The sense of giddy anticipation is bludgeoned to the back of our minds by the smartly attired Exeter punkabillys The Computers. Visibly relishing the opportunity, with thrashy garage riffing and jangly 50s jukebox rhythms, they have us alternately moshing and jiving our way through a half-hour hardcore hoedown.

For a night of such expectations it’s everything you’d want and more from a support who can’t quite believe their luck and are barely able to contain their zealous enthusiasm.

With his one-liners and soulful attitude at odds with his gullet-shredding hollering, their frontman is a hit with the crowd, leading off twelve bar punk knees-ups like ‘Rhythm Revue‘ before gutting the limp husk squall of ‘Music Is Dead‘ and stuffing it, taxidermist-style, full of funky-dory rockabilly. We’ve never shaken, rattled or indeed rolled so damn angrily.

DFA1979 arrive through a befitting smog of ear-splitting scuzz against a tombstone backdrop pronouncing their original lifespan, echoing again the ambiguity over their future.



The moment ‘Turn It Out‘ revs its distorted metallic disco into gear though, all uncertainty is once again an irrelevant concern. It’s anarchy wall-to-wall, a seamless sea of sex and violence, disco dancing and hell raising.

Black History Month‘ and ‘Blood On Our Hands‘ display enough grit to liquefy polar ice caps, and while this comeback display mightn’t be a particularly affectionate nor interaction-heavy one, musically DFA1979 are air-capsule tight and the distant coolness with which they play only adds to their appeal.

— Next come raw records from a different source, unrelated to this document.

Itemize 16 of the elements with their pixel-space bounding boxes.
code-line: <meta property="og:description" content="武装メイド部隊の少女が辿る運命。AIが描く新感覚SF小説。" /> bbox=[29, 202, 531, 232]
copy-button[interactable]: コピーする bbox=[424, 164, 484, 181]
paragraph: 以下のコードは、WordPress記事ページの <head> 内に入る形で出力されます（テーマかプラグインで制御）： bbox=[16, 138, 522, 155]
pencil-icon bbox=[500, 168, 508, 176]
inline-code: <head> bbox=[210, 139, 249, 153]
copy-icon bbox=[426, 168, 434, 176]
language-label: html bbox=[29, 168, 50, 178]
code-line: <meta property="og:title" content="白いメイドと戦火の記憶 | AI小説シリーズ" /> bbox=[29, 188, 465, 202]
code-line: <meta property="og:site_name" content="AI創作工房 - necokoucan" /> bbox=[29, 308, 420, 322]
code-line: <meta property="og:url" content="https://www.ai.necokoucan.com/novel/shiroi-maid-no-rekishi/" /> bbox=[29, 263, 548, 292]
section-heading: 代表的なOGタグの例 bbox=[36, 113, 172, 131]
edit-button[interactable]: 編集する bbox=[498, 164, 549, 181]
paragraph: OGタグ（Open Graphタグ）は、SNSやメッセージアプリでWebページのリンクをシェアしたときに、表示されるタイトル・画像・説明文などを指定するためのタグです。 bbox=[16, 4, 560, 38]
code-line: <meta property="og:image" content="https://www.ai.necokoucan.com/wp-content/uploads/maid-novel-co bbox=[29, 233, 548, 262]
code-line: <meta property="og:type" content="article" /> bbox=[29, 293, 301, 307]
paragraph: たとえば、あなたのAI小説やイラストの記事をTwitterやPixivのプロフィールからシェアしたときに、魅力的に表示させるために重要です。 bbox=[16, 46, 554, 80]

The meat-cleaving basslines and heft-heavy drums repossess and reprogram every set of hips in the room to the robotic rave rock of ‘Little Girl‘ through to ‘Romantic Right‘, it’s a kinetic takeover that no one really has the answer to, no one can figure out how to fight it, the crowd is beyond powerless.  With each dancefloor-ready, heft-heavy surge that runs through their pelvis-centric punk raves the listener runs the risk of an acne breakout for trying to physically withstand the noise.

Jack and Meg may be gone but with the popularity of the likes of Sleigh Bells, Black Keys, Middle Class Rut and Japandroids, to name a handful, it would seem that loudness-loving duos are as in vogue as ever, and while no one quite knows what these dates may lead to, like The Computers the crowd know to cherish every deliciously dirty second they’ve been fortunate to experience tonight.

And on the evidence of what one show can create, we too hope they’ll decide to stick around a little bit longer.